Despite all of this, the recall effort itself appears to be all but dead in the water. City law states that in order to qualify for the ballot, the campaign must collect an amount of valid signatures equal to “15 percent of the total number of registered Portland voters who cast ballots in the last gubernatorial election,” according to the City of Portland’s recall election website. They specify that “based on the most recent governor's election on November 6, 2018, this number is currently 47,788.” As of August 6, 2021, the campaign has reported a total of 5,926 signatures. Even a month after that announcement, as of this writing there has yet to be any more data released either on the campaign’s website or in local Portland media outlets as to the number of valid signatures collected. The campaign must report an adequate amount of valid signatures by October 6 in order for a recall election to be triggered. This usually means acquiring far beyond 47,000 signatures, as many are bound to be unverifiable. The campaign was aiming for 90,000 signatures to be safe, and should have collected at least 25,000 signatures by this point in order to stay on track, according to Oregon Public Broadcasting.
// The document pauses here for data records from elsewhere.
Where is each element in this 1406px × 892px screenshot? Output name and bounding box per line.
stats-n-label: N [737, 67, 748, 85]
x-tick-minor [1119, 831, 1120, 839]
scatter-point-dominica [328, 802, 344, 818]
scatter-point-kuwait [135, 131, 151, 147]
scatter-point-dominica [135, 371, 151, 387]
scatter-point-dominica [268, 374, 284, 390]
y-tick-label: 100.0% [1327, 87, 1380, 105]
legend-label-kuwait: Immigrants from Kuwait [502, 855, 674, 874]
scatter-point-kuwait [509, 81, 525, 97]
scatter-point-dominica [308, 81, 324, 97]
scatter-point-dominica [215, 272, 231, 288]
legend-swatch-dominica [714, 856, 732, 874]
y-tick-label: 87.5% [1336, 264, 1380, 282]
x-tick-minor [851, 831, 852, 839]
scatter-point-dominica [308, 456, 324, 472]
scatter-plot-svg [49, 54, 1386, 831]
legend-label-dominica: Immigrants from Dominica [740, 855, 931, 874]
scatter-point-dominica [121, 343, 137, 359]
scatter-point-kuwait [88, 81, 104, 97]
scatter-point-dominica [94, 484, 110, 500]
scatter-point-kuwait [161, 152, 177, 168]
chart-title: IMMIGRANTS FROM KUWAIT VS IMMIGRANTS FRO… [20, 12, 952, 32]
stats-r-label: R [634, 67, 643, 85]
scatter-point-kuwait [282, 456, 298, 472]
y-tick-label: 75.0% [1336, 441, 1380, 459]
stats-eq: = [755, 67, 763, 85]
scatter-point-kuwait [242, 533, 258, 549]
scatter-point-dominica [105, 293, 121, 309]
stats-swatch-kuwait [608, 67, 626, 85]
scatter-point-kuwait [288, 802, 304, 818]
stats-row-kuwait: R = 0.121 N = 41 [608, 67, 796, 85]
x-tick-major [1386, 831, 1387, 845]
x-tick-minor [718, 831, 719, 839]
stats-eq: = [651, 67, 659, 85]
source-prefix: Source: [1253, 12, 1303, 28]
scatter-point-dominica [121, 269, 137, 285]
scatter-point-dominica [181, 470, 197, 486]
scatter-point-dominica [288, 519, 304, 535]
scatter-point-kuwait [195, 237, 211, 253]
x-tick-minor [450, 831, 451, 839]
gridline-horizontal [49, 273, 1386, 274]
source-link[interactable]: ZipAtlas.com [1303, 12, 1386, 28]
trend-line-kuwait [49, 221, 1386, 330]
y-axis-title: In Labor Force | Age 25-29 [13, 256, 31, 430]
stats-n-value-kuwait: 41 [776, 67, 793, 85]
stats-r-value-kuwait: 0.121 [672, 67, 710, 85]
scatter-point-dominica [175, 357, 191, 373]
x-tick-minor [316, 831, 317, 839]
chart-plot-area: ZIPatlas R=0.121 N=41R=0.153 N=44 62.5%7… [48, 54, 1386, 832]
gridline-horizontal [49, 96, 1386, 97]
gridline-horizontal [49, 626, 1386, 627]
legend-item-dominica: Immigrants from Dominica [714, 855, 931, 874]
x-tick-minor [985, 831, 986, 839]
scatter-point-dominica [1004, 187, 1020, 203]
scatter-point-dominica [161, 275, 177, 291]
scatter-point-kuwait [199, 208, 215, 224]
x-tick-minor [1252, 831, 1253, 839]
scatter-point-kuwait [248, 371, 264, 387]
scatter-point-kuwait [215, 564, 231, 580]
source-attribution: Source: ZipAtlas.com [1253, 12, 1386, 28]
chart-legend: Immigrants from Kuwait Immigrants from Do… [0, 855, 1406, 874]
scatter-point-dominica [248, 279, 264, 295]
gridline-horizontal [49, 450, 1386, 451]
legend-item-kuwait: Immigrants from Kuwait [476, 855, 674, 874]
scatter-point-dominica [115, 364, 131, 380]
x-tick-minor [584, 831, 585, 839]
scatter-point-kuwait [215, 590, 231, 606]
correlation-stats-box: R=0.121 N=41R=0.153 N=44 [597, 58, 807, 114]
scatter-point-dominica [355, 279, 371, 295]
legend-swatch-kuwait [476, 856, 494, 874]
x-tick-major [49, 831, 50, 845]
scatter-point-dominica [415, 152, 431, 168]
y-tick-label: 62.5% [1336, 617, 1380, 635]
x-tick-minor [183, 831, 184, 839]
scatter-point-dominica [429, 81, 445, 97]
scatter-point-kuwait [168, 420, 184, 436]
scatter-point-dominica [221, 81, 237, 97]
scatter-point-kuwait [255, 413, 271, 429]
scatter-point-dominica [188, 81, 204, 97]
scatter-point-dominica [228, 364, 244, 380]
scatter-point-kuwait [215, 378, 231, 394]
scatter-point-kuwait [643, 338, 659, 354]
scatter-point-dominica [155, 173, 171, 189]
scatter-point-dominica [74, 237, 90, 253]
Campaign Manager Audrey Caines has made her frustrations and disappointment clear, and has pointed to several obstacles that have gotten in the way of signature collection: rising COVID-19 rates in the city, county, and state, as well as the summer heatwaves which have made public gatherings difficult to impossible. The campaign has also cited a difficulty in acquiring funds to pay signature-gatherers, stretching their operation thin and leaving potentially viable constituencies untapped.
If Mayor Wheeler were to be successfully recalled, it would be unheard of in Portland history. It has been around 70 years since a recall election took place in the city, and no mayor has ever been removed from office in such a manner. This is in some ways surprising, with Portland being a city that seems to chew up and spit out its public officials on a fairly regular basis. (Another gripe of the recall campaign has been high staff turnover in Wheeler’s office.) The Mayor’s Office would remain vacant until a special election, as any hypothetical “yes” vote would force Wheeler out of office immediately.
Ultimately, Ted Wheeler will probably remain mayor for the rest of his term, unless he wishes to seek higher office in the meantime. The Mayor’s Office has yet to release any official statement recognizing the recall effort in any way, and requests to comment from local media outlets have gone unanswered. Maybe those 5,926 people will just have to put up with him for a little while longer.